(The following is excerpted from an article by Mauricio Roman published Nov. 27 on the InsideCatholic website.)

Despite profits of $85 million in 2008, Planned Parenthood is facing serious financial difficulties. According to a recent Harvard Business School case study, Planned Parenthood Federation of America (PPFA) is structured as a 501(c)(3) non-profit organization with multiple affiliates, each of which is also a 501(c)(3) non-profit. The national entity lobbies on national policy, sets affiliation standards, and leases its "Planned Parenthood" brand to affiliates, each of which has its own independent board and management structure, and so enjoys independence in its day-to-day operations.
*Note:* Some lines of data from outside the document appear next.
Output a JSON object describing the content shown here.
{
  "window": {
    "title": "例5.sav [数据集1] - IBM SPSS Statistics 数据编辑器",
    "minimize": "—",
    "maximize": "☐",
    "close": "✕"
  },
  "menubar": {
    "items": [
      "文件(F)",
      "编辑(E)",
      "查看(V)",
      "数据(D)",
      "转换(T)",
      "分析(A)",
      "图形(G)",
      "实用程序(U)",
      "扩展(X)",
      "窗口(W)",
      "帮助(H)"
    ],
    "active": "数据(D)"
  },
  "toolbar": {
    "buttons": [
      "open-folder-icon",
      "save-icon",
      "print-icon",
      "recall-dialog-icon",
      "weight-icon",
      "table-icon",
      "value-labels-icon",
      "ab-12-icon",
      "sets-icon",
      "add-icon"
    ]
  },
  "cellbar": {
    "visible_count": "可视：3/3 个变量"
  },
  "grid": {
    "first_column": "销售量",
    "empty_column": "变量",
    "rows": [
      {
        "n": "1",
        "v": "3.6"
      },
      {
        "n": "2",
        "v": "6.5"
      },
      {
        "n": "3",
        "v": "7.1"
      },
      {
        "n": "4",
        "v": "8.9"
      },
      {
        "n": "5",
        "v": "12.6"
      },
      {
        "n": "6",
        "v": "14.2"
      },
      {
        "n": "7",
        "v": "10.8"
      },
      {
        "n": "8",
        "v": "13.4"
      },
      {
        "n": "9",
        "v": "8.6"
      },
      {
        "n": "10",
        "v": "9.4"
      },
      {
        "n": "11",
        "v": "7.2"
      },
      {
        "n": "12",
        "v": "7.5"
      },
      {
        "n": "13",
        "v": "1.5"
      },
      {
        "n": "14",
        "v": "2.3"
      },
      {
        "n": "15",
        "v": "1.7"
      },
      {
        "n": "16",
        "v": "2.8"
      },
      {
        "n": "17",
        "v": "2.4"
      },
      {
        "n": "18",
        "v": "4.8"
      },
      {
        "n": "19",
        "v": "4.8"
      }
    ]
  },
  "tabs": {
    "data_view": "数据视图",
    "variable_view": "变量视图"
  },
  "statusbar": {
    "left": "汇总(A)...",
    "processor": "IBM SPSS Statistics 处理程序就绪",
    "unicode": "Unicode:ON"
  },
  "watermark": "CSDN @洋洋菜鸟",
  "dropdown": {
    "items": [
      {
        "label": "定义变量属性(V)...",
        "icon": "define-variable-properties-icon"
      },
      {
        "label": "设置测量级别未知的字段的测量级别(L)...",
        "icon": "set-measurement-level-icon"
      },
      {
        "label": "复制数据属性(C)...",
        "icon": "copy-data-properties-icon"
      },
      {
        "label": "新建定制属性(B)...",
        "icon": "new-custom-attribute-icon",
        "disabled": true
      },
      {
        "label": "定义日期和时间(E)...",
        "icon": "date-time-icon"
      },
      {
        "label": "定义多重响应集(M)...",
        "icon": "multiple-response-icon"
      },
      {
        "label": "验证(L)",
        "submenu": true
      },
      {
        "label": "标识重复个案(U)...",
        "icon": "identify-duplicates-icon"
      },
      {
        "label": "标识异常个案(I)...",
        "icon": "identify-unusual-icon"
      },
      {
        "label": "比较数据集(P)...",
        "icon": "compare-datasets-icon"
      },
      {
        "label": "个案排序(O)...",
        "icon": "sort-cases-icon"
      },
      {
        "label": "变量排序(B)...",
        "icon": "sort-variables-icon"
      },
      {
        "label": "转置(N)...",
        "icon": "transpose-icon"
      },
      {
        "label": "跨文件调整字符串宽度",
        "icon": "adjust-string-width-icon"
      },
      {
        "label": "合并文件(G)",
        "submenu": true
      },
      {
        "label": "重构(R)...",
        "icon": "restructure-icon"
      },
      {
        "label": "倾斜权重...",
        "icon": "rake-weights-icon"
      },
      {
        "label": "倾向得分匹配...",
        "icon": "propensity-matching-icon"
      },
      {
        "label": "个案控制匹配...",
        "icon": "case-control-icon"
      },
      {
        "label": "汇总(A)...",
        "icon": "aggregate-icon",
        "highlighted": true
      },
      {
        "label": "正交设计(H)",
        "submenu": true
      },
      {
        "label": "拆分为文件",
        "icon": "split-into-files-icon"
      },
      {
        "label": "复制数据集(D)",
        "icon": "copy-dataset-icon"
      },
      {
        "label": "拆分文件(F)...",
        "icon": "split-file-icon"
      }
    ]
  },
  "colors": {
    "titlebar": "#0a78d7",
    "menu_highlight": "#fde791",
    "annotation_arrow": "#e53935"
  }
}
Internally, Planned Parenthood's difficulties stem from the uneven strength of its affiliates, and President Cecile Richards is worried. According to the Harvard case, her organization faces "tough economic times, a hostile political environment, and limited ability to raise philanthropic dollars in a resource constrained area of the country."
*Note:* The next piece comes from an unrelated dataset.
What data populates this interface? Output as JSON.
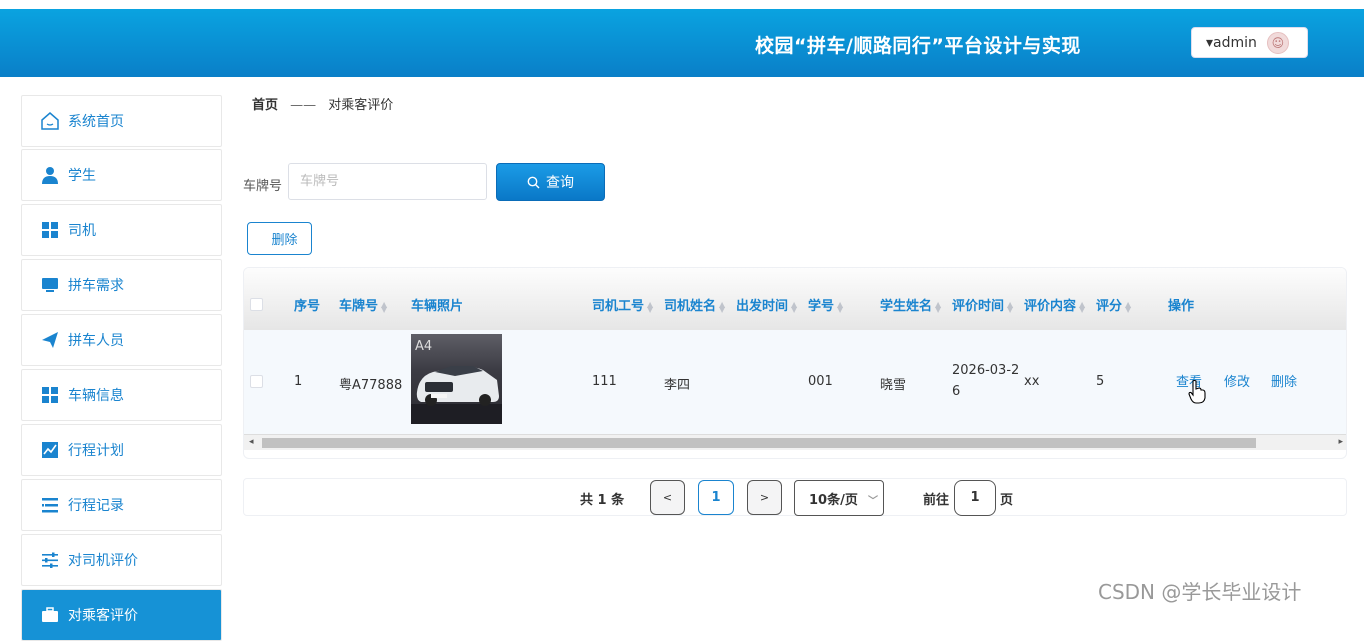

What does a "hostile political environment" entail? For one thing, past government funding of crisis pregnancy centers and abstinence-only sex education programs. No industry likes a product that can become a substitute for the one it sells. From this perspective, abstinence is a substitute for contraception, and adoption is a substitute for abortion. Unable to grasp that these are morally superior options to abortion, Planned Parenthood sees them only as threats to their established position. It's not difficult to understand why: Young women seeking contraception account for 60 percent of Planned Parenthood's total clientele, while abortion is provided to 10 percent of its female customers. Even allowing for overlap, that's 60 to 70 percent of Planned Parenthood's customer base.